Well, insulting hyperbole certainly isn't going to help.
From what I can tell (I haven't used Wordpress in a long time, so I didn't know about this), the main complaint is it's more touch-optimized, and as a result desktop editing with trackpad/mouse is more complex.
That's a fair criticism, but not a conclusive argument against. If the most common use case for non-technical users is a touch interface, then making that the default, and giving highly-technical users who prefer the old editor a way to swap back to it... seems like a perfectly reasonable decision to me, and one that should be made on the basis of user research and usage stats, not on the basis of people who sling insults and leave 1-star reviews on a plugin marketplace.
First off, I don't think Automattic has handled communicating it very well. Gutenberg is going to be a big, seismic change in what WordPress is.

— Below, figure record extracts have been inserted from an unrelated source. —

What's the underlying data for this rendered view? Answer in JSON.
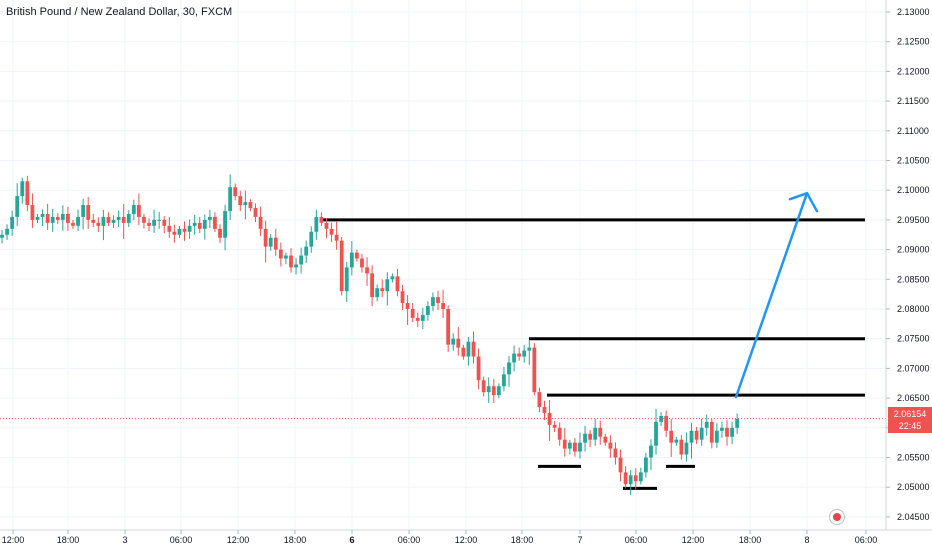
{
  "header": {
    "title": "British Pound / New Zealand Dollar, 30, FXCM"
  },
  "price_badge": {
    "price": "2.06154",
    "countdown": "22:45"
  },
  "colors": {
    "up": "#26a69a",
    "down": "#ef5350",
    "line": "#000000",
    "arrow": "#2196f3",
    "price_line": "#ef5350"
  },
  "chart_data": {
    "type": "candlestick",
    "symbol": "GBPNZD",
    "timeframe": "30",
    "source": "FXCM",
    "y_ticks": [
      "2.13000",
      "2.12500",
      "2.12000",
      "2.11500",
      "2.11000",
      "2.10500",
      "2.10000",
      "2.09500",
      "2.09000",
      "2.08500",
      "2.08000",
      "2.07500",
      "2.07000",
      "2.06500",
      "2.06000",
      "2.05500",
      "2.05000",
      "2.04500"
    ],
    "ylim": [
      2.043,
      2.133
    ],
    "x_ticks": [
      {
        "label": "12:00",
        "bold": false
      },
      {
        "label": "18:00",
        "bold": false
      },
      {
        "label": "3",
        "bold": false
      },
      {
        "label": "06:00",
        "bold": false
      },
      {
        "label": "12:00",
        "bold": false
      },
      {
        "label": "18:00",
        "bold": false
      },
      {
        "label": "6",
        "bold": true
      },
      {
        "label": "06:00",
        "bold": false
      },
      {
        "label": "12:00",
        "bold": false
      },
      {
        "label": "18:00",
        "bold": false
      },
      {
        "label": "7",
        "bold": false
      },
      {
        "label": "06:00",
        "bold": false
      },
      {
        "label": "12:00",
        "bold": false
      },
      {
        "label": "18:00",
        "bold": false
      },
      {
        "label": "8",
        "bold": false
      },
      {
        "label": "06:00",
        "bold": false
      }
    ],
    "current_price": 2.06154,
    "resistance_levels": [
      2.095,
      2.075,
      2.0655
    ],
    "support_marks": [
      2.0535,
      2.0498,
      2.0535
    ],
    "projection_target": 2.0995,
    "closes": [
      2.0925,
      2.0935,
      2.0955,
      2.099,
      2.1015,
      2.0975,
      2.095,
      2.0955,
      2.096,
      2.0945,
      2.0955,
      2.095,
      2.096,
      2.0945,
      2.094,
      2.0955,
      2.0975,
      2.095,
      2.0945,
      2.094,
      2.0955,
      2.0945,
      2.095,
      2.0955,
      2.0945,
      2.096,
      2.0975,
      2.0955,
      2.0945,
      2.094,
      2.095,
      2.095,
      2.094,
      2.093,
      2.0925,
      2.0935,
      2.093,
      2.094,
      2.0945,
      2.0935,
      2.095,
      2.0955,
      2.0935,
      2.092,
      2.0965,
      2.1005,
      2.099,
      2.0975,
      2.098,
      2.097,
      2.0955,
      2.0935,
      2.0905,
      2.092,
      2.09,
      2.0885,
      2.089,
      2.087,
      2.0875,
      2.089,
      2.0905,
      2.093,
      2.0955,
      2.0945,
      2.0935,
      2.0925,
      2.0915,
      2.083,
      2.087,
      2.0895,
      2.0885,
      2.087,
      2.086,
      2.082,
      2.0835,
      2.083,
      2.085,
      2.0855,
      2.083,
      2.081,
      2.08,
      2.0785,
      2.078,
      2.079,
      2.0805,
      2.082,
      2.081,
      2.08,
      2.074,
      2.075,
      2.0735,
      2.072,
      2.0745,
      2.072,
      2.068,
      2.066,
      2.067,
      2.0655,
      2.067,
      2.069,
      2.071,
      2.0725,
      2.072,
      2.073,
      2.0735,
      2.066,
      2.0635,
      2.0625,
      2.0605,
      2.06,
      2.058,
      2.0565,
      2.0575,
      2.056,
      2.0575,
      2.059,
      2.058,
      2.06,
      2.0585,
      2.0575,
      2.0565,
      2.055,
      2.0525,
      2.0505,
      2.052,
      2.051,
      2.0525,
      2.055,
      2.057,
      2.061,
      2.062,
      2.0595,
      2.0575,
      2.058,
      2.0555,
      2.0575,
      2.0595,
      2.058,
      2.06,
      2.061,
      2.0575,
      2.0595,
      2.06,
      2.0585,
      2.06,
      2.0615
    ]
  }
}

It seems reasonable to expect lots of themes and plugins will break when it goes live, especially older ones that haven't been as actively maintained.

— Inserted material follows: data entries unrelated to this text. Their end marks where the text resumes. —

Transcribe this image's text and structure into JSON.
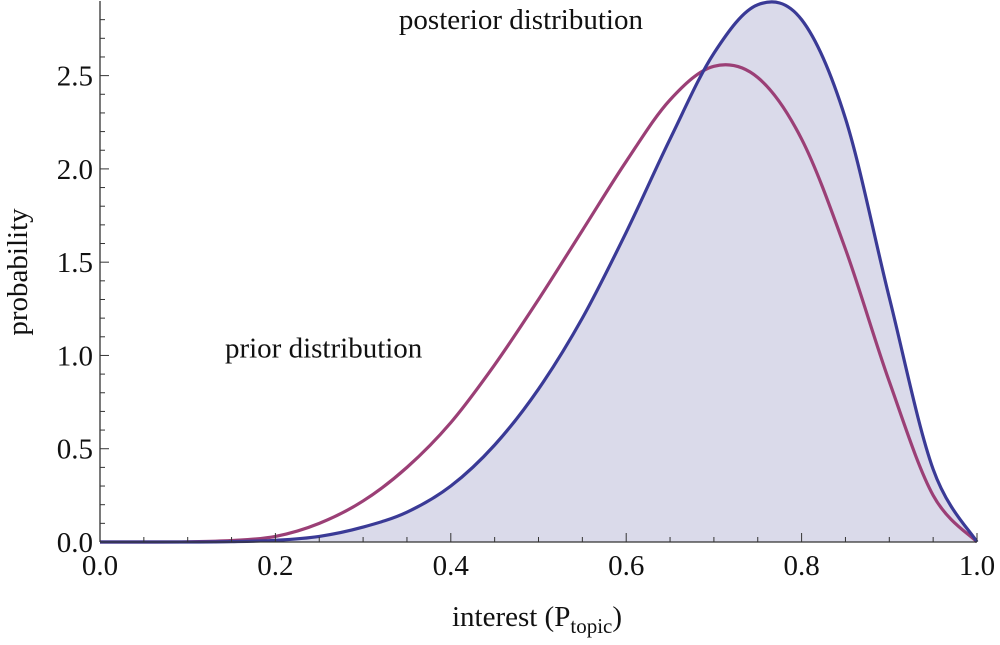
{
  "chart_data": {
    "type": "area",
    "title": "",
    "xlabel": "interest  (P",
    "xlabel_sub": "topic",
    "xlabel_close": ")",
    "ylabel": "probability",
    "xlim": [
      0.0,
      1.0
    ],
    "ylim": [
      0.0,
      2.9
    ],
    "x_ticks": [
      {
        "value": 0.0,
        "label": "0.0"
      },
      {
        "value": 0.2,
        "label": "0.2"
      },
      {
        "value": 0.4,
        "label": "0.4"
      },
      {
        "value": 0.6,
        "label": "0.6"
      },
      {
        "value": 0.8,
        "label": "0.8"
      },
      {
        "value": 1.0,
        "label": "1.0"
      }
    ],
    "y_ticks": [
      {
        "value": 0.0,
        "label": "0.0"
      },
      {
        "value": 0.5,
        "label": "0.5"
      },
      {
        "value": 1.0,
        "label": "1.0"
      },
      {
        "value": 1.5,
        "label": "1.5"
      },
      {
        "value": 2.0,
        "label": "2.0"
      },
      {
        "value": 2.5,
        "label": "2.5"
      }
    ],
    "grid": false,
    "colors": {
      "posterior": "#3a3a96",
      "posterior_fill": "#dadaea",
      "prior": "#9b3f76",
      "axis": "#333333"
    },
    "series": [
      {
        "name": "posterior distribution",
        "filled": true,
        "x": [
          0.0,
          0.05,
          0.1,
          0.15,
          0.2,
          0.25,
          0.3,
          0.35,
          0.4,
          0.45,
          0.5,
          0.55,
          0.6,
          0.65,
          0.7,
          0.75,
          0.8,
          0.85,
          0.9,
          0.95,
          1.0
        ],
        "y": [
          0.0,
          0.0,
          0.0,
          0.002,
          0.009,
          0.03,
          0.08,
          0.16,
          0.3,
          0.52,
          0.82,
          1.2,
          1.66,
          2.16,
          2.62,
          2.88,
          2.8,
          2.27,
          1.31,
          0.39,
          0.0
        ]
      },
      {
        "name": "prior distribution",
        "filled": false,
        "x": [
          0.0,
          0.05,
          0.1,
          0.15,
          0.2,
          0.25,
          0.3,
          0.35,
          0.4,
          0.45,
          0.5,
          0.55,
          0.6,
          0.65,
          0.7,
          0.75,
          0.8,
          0.85,
          0.9,
          0.95,
          1.0
        ],
        "y": [
          0.0,
          0.0,
          0.001,
          0.008,
          0.03,
          0.1,
          0.22,
          0.4,
          0.64,
          0.95,
          1.3,
          1.67,
          2.04,
          2.37,
          2.55,
          2.49,
          2.16,
          1.57,
          0.86,
          0.25,
          0.0
        ]
      }
    ],
    "annotations": [
      {
        "text": "posterior distribution",
        "x": 0.48,
        "y": 2.75
      },
      {
        "text": "prior distribution",
        "x": 0.255,
        "y": 0.99
      }
    ]
  }
}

And yet, if you surveyed the global WordPress userbase, I'd be amazed if you found even 10% of them were aware that such a change is even on the horizon. The communication to developers around Gutenberg has been hit or miss, but at least they've been making an effort on that front. In terms of communicating to the general WP-using public, other than a notice in the dashboard in the most recent version, I'm not aware of there having actually been any. So there are going to be a lot of "WTF" moments when people update to 5.0 and things start breaking or behaving contrary to expectations.

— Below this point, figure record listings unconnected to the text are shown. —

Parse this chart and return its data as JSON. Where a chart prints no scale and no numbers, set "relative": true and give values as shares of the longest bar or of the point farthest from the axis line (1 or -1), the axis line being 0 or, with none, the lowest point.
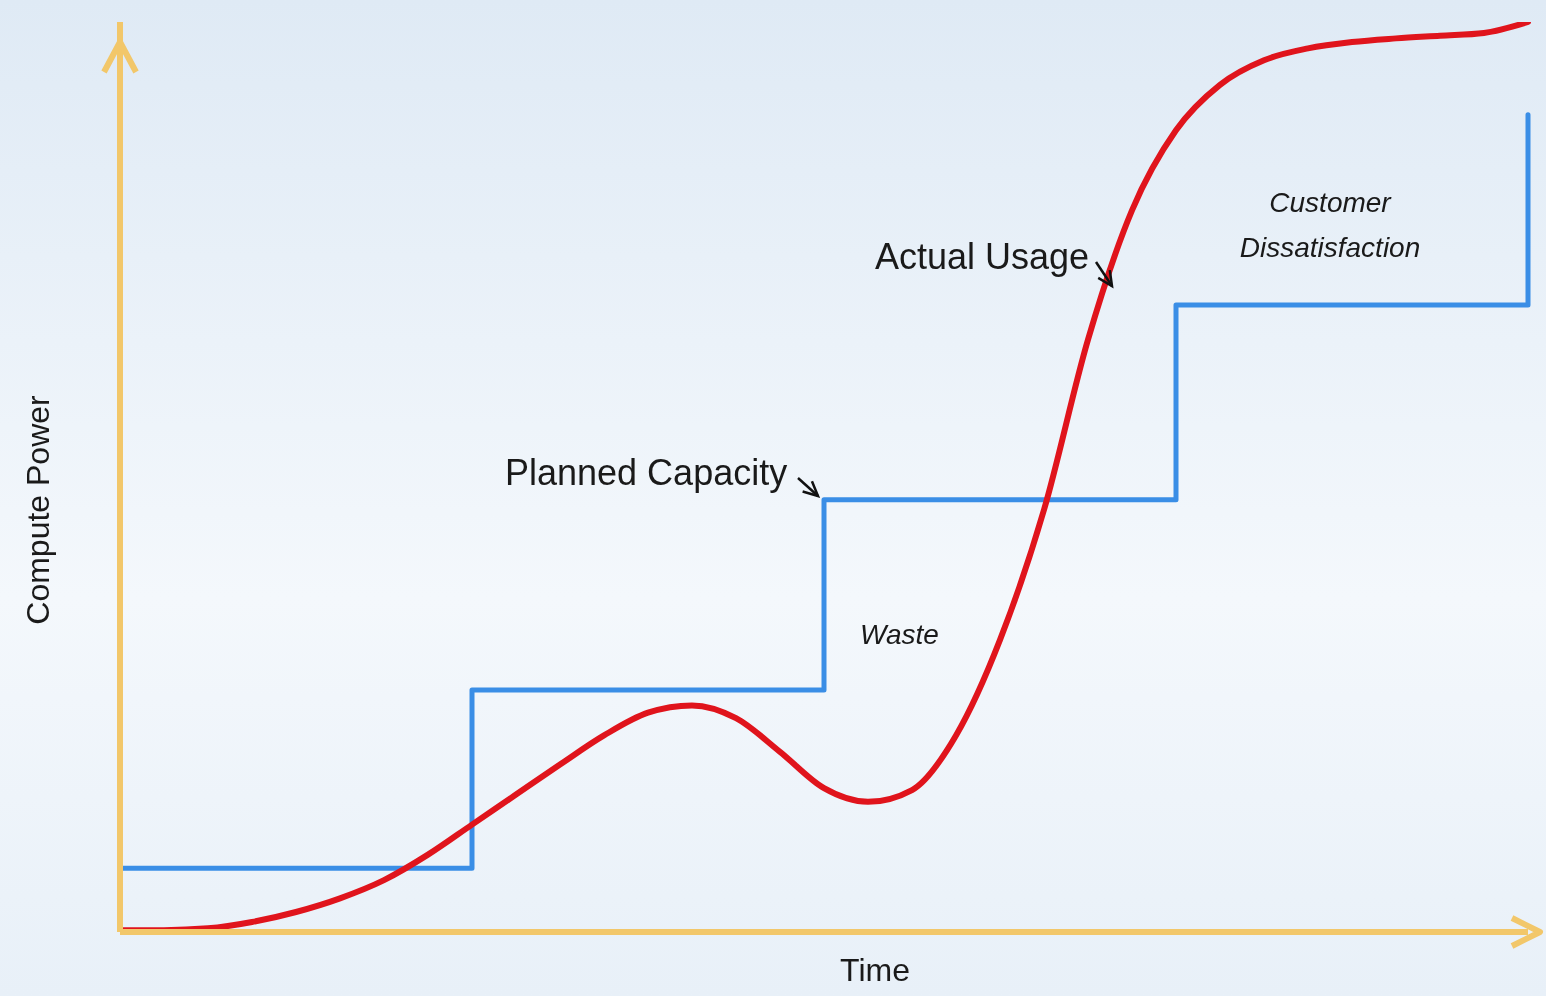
{
  "chart_data": {
    "type": "line",
    "relative": true,
    "xlabel": "Time",
    "ylabel": "Compute Power",
    "categories": [
      null,
      null,
      null,
      null,
      null,
      null,
      null,
      null,
      null,
      null,
      null,
      null,
      null,
      null,
      null,
      null,
      null,
      null,
      null,
      null,
      null,
      null,
      null,
      null,
      null,
      null,
      null,
      null,
      null,
      null,
      null,
      null,
      null
    ],
    "series": [
      {
        "name": "Planned Capacity",
        "type": "step",
        "color": "#3a8ee6",
        "values": [
          0.07,
          0.07,
          0.07,
          0.07,
          0.07,
          0.07,
          0.07,
          0.07,
          0.266,
          0.266,
          0.266,
          0.266,
          0.266,
          0.266,
          0.266,
          0.266,
          0.475,
          0.475,
          0.475,
          0.475,
          0.475,
          0.475,
          0.475,
          0.475,
          0.689,
          0.689,
          0.689,
          0.689,
          0.689,
          0.689,
          0.689,
          0.689,
          0.898
        ]
      },
      {
        "name": "Actual Usage",
        "type": "line",
        "color": "#e0141c",
        "values": [
          0.002,
          0.002,
          0.004,
          0.011,
          0.022,
          0.037,
          0.057,
          0.085,
          0.118,
          0.151,
          0.184,
          0.216,
          0.241,
          0.249,
          0.235,
          0.198,
          0.158,
          0.143,
          0.156,
          0.216,
          0.321,
          0.464,
          0.651,
          0.793,
          0.881,
          0.931,
          0.958,
          0.971,
          0.978,
          0.982,
          0.985,
          0.988,
          1
        ]
      }
    ],
    "annotations": [
      "Waste",
      "Customer Dissatisfaction"
    ]
  }
}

Secondly, I fear that Gutenberg is going to split the WordPress developer community. WP has always been a PHP project; if you wanted to contribute, whether to WP core itself or by writing themes or plugins, PHP was the language you needed to know to do that. Gutenberg, however, is all React-based, which means now there will be two classes of WP developers: people working on things that don't touch Gutenberg, who will be writing PHP, and people working on things that do, who will be writing JavaScript/React.
(My suspicion, even though Automattic has denied it strenuously, is that the master plan is to slowly phase out PHP and turn WordPress into a React-only project. So after Gutenberg, we will see more and more components of WP getting rewritten in React, until one day there just won't be any PHP left anymore.)
Thing is, I don't know a lot of PHP developers who are also React whizzes, or vice versa. So I fear that Automattic is taking one of the core reasons for WordPress' success, its absolutely huge developer community, and throwing it overboard. If the plan really is for WP to become a React project, a whole lot of PHP developers are going to need to become React developers in relatively short order. Some will be able to make that transition, but I worry that many will not. Maybe it will pick up enough new React fans to make up for them, I dunno. But that seems like an optimistic read to me.
The more I learn about Gutenberg, the more I wish Automattic had just started a second, React-based project and used that as a clean sheet of paper, rather than taking all these ideas and trying to jam them into WordPress to make some sort of software turducken.